US Committee Probes Nvidia’s Support to DeepSeek Amid China AI Security Debate

Nvidia provided technical assistance that helped Chinese AI firm DeepSeek significantly improve the efficiency of its artificial intelligence models, which were later believed to be used by China’s military, according to a US lawmaker.

The claims were outlined in a letter sent to the US Commerce Department by Representative John Moolenaar of Michigan, chair of the House Select Committee on China.

According to Moolenaar, this support enabled DeepSeek to train advanced AI models using substantially fewer computing resources than typically required by leading US developers. He wrote that internal Nvidia records showed DeepSeek’s training process used just 2.788 million GPU hours on Nvidia’s H800 chips.

This level of compute usage is far below what is generally associated with frontier-scale AI models developed by US firms such as OpenAI, Google, and Anthropic.

The lawmaker acknowledged that there was no public evidence linking DeepSeek to China’s military at the time Nvidia provided assistance. “Nvidia treated DeepSeek accordingly — as a legitimate commercial partner deserving of standard technical support,” Moolenaar wrote.

Nvidia rejected suggestions that its technology was critical to China’s military capabilities.
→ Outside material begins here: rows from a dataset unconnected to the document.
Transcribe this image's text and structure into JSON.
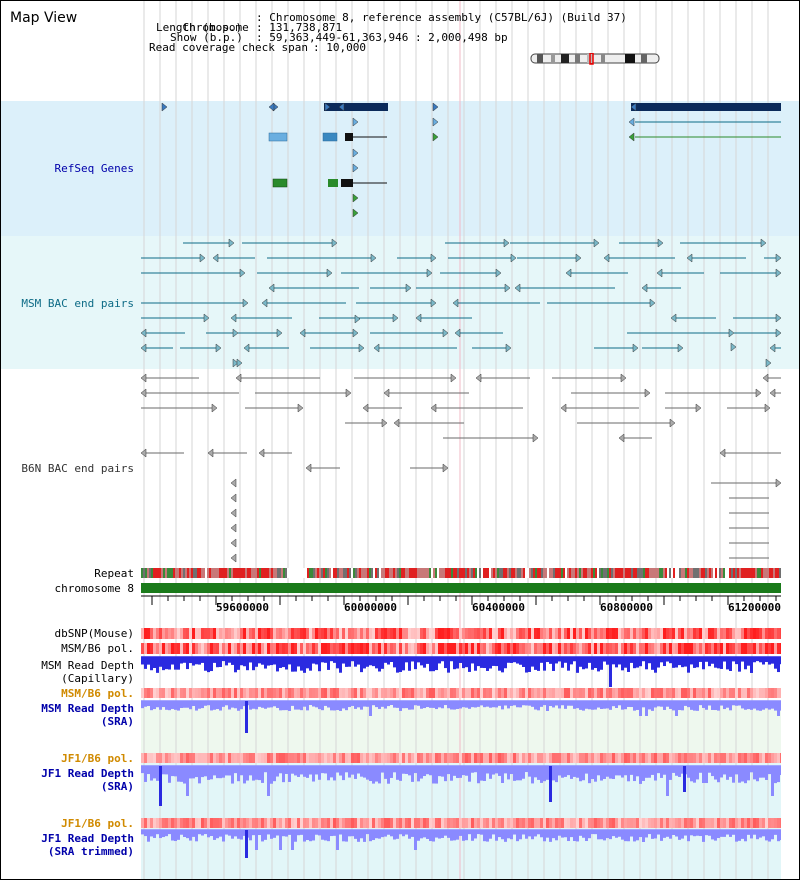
{
  "title": "Map View",
  "info": {
    "chromosome_key": "Chromosome",
    "chromosome_val": ": Chromosome 8, reference assembly (C57BL/6J) (Build 37)",
    "length_key": "Length (b.p.)",
    "length_val": ": 131,738,871",
    "show_key": "Show (b.p.)",
    "show_val": ": 59,363,449-61,363,946 : 2,000,498 bp",
    "span_key": "Read coverage check span",
    "span_val": ": 10,000"
  },
  "tracks": {
    "refseq": "RefSeq Genes",
    "msm_bac": "MSM BAC end pairs",
    "b6n_bac": "B6N BAC end pairs",
    "repeat": "Repeat",
    "chromosome": "chromosome 8",
    "dbsnp": "dbSNP(Mouse)",
    "msm_b6_pol_1": "MSM/B6 pol.",
    "msm_read_depth_cap": "MSM Read Depth\n(Capillary)",
    "msm_b6_pol_2": "MSM/B6 pol.",
    "msm_read_depth_sra": "MSM Read Depth\n(SRA)",
    "jf1_b6_pol_1": "JF1/B6 pol.",
    "jf1_read_depth_sra": "JF1 Read Depth\n(SRA)",
    "jf1_b6_pol_2": "JF1/B6 pol.",
    "jf1_read_depth_trim": "JF1 Read Depth\n(SRA trimmed)"
  },
  "axis": {
    "ticks": [
      "59600000",
      "60000000",
      "60400000",
      "60800000",
      "61200000"
    ]
  },
  "colors": {
    "refseq_bg": "#dcf0fa",
    "msm_bac_bg": "#e6f7f9",
    "gene_dark": "#0b2a5a",
    "msm_line": "#0d6b86",
    "b6n_line": "#6a6a6a",
    "chromosome_green": "#1a7a1a",
    "depth_blue": "#2a2ae0",
    "depth_light": "#8a8aff",
    "label_blue": "#0000aa",
    "label_orange": "#d08a00",
    "label_teal": "#0d6b86"
  }
}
In a statement to Benzinga, the company said, “China has more than enough domestic chips for all of its military applications,” adding that it would make little sense for Beijing to rely on American technology. The company also said, “The Administration’s critics are unintentionally promoting the interests of foreign competitors,” in an emailed response.

China’s embassy in Washington also pushed back against the allegations. In a statement to Reuters, it accused the United States of politicizing trade and technology matters.

DeepSeek attracted international attention early last year after releasing AI models that rivaled top US systems despite being trained with far less computing power. The development heightened concerns among US officials that China could rapidly narrow the AI gap even as Washington tightens restrictions on the export of advanced chips.

US officials have since said they believe DeepSeek’s technology has been used to support China’s military, intensifying the debate around chip exports, corporate responsibility, and national security as competition between the two countries in artificial intelligence accelerates.